Civil Rights and Social Justice

Containing publications from the Commission on Civil Rights, legislative histories on landmark legislation, briefs from relevant U.S. Supreme Court cases, and more, this database, available on HeinOnline, covers civil rights in the United States as their legal protections and definitions are expanded to cover more and more Americans.

Featured Guide

Exam Study Guide — Constitutional Law

This guide page features study aids to help you with understanding Constitutional Law and for review and exam preparation.

Featured Videos

Federal Law Part I: Overview of Constitutions, Statutes, and Legal Authority

This video introduces US Constitutional and statutory law. It explains where they fit in the hierarchy of legal authority, what a session law is, what a code is, and the difference between official and unofficial codes. The video is 11:24 minutes long and features closed captioning

Federal Law Part II Video: Researching Constitutional & Statutory Law on Westlaw

This video provides an overview of researching the US Constitution, federal statutes, and federal court rules on Westlaw. It covers retrieving by citation; using the notes of decision; making sure a statute is still good law; finding materials citing a statute; navigating to the United States Code Annotated when you don’t have a citation; and using statutory finding tools such as the table of contents, index, and popular names table. This video is 10:36 minutes long and it is closed captioned and features a table of contents.

Federal Law Part III: Researching Constitutional & Statutory Law on Lexis

This video covers researching the US Constitution, federal statutes, and court rules on Lexis. It covers finding statutes, court rules, and constitutions by citation, finding them when you don’t have a citation, navigating the annotated code, using the annotations, and shepardizing them.
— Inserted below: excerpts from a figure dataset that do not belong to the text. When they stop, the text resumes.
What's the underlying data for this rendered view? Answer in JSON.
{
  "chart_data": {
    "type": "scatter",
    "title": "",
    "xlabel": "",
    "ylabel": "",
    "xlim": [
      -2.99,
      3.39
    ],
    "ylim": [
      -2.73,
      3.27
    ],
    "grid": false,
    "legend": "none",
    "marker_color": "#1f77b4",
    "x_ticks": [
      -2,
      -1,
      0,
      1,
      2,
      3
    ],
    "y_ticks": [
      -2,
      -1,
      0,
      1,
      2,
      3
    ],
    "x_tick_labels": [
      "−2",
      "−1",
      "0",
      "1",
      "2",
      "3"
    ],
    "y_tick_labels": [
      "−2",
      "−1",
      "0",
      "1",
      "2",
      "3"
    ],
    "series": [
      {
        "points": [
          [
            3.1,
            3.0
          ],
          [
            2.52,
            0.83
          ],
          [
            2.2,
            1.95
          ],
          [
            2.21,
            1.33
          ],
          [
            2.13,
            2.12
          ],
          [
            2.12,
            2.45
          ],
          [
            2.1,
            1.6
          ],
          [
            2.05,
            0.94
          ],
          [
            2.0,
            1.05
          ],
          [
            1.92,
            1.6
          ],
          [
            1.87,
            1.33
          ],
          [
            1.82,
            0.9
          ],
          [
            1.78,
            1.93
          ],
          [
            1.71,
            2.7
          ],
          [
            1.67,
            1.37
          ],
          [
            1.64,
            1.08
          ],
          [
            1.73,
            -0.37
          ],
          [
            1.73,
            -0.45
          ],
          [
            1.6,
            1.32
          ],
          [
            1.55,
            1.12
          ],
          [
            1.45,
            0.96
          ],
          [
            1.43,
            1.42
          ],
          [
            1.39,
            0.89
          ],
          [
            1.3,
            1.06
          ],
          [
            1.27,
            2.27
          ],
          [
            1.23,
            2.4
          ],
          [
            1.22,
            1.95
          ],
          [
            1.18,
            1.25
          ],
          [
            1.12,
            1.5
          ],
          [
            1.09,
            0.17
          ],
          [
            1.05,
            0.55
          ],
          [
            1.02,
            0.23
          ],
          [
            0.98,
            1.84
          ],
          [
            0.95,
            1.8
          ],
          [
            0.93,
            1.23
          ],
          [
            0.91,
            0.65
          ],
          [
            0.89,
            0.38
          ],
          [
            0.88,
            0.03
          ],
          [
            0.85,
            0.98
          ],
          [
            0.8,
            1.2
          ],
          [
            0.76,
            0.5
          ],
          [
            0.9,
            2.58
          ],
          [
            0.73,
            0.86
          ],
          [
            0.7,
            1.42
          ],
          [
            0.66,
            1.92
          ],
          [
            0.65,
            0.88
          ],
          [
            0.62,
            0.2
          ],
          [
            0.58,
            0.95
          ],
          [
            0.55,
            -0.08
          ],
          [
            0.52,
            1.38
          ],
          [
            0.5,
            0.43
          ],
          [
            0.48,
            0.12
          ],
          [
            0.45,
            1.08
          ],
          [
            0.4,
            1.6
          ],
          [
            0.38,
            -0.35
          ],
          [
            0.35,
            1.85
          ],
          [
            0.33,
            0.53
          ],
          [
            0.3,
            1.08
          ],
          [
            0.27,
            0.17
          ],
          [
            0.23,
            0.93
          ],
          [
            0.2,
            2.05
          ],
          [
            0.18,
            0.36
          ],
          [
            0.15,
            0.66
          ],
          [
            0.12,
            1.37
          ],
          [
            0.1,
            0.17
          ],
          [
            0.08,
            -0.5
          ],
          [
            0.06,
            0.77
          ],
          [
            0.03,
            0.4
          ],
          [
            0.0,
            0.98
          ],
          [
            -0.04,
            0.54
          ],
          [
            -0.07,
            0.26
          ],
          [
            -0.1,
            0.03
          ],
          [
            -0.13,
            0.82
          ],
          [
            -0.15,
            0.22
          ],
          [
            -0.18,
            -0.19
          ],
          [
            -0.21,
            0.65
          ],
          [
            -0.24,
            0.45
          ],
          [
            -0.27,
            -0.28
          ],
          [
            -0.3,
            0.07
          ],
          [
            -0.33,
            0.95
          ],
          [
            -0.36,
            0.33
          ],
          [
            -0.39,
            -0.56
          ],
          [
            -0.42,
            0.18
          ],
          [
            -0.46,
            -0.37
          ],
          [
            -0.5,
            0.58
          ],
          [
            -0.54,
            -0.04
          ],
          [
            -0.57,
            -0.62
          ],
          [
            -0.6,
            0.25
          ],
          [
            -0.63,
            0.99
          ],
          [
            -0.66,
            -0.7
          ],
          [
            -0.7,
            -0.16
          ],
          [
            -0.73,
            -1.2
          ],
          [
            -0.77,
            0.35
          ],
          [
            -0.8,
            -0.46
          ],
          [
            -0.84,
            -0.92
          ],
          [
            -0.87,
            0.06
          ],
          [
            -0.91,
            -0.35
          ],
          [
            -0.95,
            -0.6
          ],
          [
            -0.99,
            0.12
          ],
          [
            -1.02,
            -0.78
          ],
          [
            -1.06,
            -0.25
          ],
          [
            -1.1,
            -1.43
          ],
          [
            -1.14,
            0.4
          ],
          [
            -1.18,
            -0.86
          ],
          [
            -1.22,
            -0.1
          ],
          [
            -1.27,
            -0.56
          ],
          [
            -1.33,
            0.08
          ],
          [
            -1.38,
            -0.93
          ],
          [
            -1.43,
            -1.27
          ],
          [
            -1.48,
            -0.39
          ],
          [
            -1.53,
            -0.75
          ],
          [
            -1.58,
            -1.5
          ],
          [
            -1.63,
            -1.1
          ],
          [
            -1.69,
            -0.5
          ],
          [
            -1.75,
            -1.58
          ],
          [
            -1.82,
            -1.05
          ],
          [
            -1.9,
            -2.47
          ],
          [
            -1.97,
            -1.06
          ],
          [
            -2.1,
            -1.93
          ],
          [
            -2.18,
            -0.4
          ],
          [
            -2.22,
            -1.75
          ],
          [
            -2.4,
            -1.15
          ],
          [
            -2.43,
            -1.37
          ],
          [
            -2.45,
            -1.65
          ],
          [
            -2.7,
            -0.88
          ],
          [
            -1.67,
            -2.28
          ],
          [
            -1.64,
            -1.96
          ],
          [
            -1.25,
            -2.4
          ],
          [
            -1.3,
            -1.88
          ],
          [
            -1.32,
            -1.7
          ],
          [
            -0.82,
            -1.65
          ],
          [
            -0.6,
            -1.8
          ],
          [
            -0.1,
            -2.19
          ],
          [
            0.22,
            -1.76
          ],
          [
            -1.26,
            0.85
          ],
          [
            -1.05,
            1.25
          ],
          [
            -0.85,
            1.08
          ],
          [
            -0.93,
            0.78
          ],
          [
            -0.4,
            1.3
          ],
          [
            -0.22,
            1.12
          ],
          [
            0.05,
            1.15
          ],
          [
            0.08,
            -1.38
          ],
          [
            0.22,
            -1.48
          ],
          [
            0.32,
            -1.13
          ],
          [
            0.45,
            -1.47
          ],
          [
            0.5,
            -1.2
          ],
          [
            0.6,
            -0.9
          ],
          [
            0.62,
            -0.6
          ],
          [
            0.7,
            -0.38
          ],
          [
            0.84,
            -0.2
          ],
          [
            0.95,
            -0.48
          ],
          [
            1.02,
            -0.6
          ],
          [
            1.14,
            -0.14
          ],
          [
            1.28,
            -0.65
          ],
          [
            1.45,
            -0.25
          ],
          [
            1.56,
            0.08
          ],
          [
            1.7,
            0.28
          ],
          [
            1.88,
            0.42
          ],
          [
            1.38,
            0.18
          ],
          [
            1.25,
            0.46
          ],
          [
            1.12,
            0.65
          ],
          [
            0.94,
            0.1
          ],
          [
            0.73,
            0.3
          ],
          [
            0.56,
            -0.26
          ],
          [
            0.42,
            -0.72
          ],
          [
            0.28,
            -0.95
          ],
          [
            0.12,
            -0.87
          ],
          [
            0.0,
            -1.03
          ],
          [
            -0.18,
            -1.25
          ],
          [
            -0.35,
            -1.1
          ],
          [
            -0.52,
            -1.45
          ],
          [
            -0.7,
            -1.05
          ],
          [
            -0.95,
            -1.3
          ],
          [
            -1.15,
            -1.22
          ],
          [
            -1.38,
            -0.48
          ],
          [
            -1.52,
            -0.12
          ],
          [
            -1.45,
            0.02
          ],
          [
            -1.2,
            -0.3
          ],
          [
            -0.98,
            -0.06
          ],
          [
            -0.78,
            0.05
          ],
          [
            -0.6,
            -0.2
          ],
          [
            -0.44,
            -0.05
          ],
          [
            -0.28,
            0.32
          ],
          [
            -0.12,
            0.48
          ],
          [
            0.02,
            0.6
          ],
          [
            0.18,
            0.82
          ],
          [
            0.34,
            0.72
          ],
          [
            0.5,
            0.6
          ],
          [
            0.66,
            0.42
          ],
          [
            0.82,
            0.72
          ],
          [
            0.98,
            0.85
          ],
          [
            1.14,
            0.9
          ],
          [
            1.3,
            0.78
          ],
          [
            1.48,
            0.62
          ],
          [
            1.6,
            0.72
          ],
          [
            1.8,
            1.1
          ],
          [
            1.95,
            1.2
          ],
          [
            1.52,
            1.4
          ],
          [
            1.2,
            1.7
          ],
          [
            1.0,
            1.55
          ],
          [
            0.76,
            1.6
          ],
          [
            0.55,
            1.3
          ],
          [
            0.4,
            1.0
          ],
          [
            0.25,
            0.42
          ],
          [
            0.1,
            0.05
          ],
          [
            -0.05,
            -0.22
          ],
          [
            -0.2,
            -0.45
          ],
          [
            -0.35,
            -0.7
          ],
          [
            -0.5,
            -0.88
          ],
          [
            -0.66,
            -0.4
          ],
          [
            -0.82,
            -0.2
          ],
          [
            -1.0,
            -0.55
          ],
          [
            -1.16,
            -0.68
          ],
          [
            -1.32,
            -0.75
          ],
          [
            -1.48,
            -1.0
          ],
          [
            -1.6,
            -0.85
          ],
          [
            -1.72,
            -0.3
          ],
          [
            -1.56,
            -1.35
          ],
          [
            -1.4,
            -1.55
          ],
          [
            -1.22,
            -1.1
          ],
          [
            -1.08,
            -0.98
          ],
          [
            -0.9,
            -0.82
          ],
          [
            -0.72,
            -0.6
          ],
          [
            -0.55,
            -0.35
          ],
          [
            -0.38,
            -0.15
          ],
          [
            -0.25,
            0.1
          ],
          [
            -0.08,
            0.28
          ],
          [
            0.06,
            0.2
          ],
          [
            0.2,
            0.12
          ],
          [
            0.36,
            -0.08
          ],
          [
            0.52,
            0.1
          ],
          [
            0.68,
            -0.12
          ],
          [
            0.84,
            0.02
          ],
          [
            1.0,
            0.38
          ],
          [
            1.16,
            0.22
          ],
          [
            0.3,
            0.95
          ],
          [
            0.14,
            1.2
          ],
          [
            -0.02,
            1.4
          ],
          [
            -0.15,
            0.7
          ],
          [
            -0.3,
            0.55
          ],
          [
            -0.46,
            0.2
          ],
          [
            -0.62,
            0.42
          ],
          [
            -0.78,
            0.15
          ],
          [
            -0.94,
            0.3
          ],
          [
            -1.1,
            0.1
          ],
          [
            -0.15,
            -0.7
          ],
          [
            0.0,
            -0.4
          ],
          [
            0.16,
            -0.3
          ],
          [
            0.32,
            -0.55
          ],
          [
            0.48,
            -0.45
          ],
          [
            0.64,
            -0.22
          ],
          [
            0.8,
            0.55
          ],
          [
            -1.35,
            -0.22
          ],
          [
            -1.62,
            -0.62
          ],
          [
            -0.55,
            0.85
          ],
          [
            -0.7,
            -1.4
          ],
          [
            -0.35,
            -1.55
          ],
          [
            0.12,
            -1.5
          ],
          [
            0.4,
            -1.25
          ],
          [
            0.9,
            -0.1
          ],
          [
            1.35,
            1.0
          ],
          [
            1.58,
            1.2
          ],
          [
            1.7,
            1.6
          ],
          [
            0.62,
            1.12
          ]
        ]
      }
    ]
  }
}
It is closed captioned and is 10:26 minutes long. It also features a table of contents.

Featured Treatise

The Oxford Handbook of Feminism and Law in the United States

While the term “feminist” was not used in the United States until the 1910s, the foundations of feminist legal theory were first conceptualized as early as 1848 and developed over the next one hundred and fifty years. This chapter traces that development. It begins with the establishment of the core theoretical precepts of gender and equality grounded in the surprisingly comprehensive philosophy of the nineteenth-century’s first women’s rights movement ignited at Seneca Falls. It then shows how feminist legal theory was popularized and advanced by the political activism of the women’s suffrage movement, even as suffragists limited the feminist consensus to one based on women’s maternalism. Progressive feminism then expanded the theoretical framework of feminist theory in the early twentieth century, encapsulating ideas of global peace, market work, and sex rights of birth control. In the modern era, legal feminists gravitated back to pragmatic and concrete ideas of formal equality, and the associated legalisms of equal rights and equal protection. Yet through each of these periods, the two common imperatives were to place women at the center of analysis and to recognize law as a fundamental agent of change.

Featured Website

Library of Congress, 14th Amendment to the U.S. Constitution: Primary Documents in American History

Ratified in 1868, the 14th Amendment granted citizenship to “all persons born or naturalized in the United States.” This Library of Congress guide provides access to digital collections, websites, and print materials related to the amendment.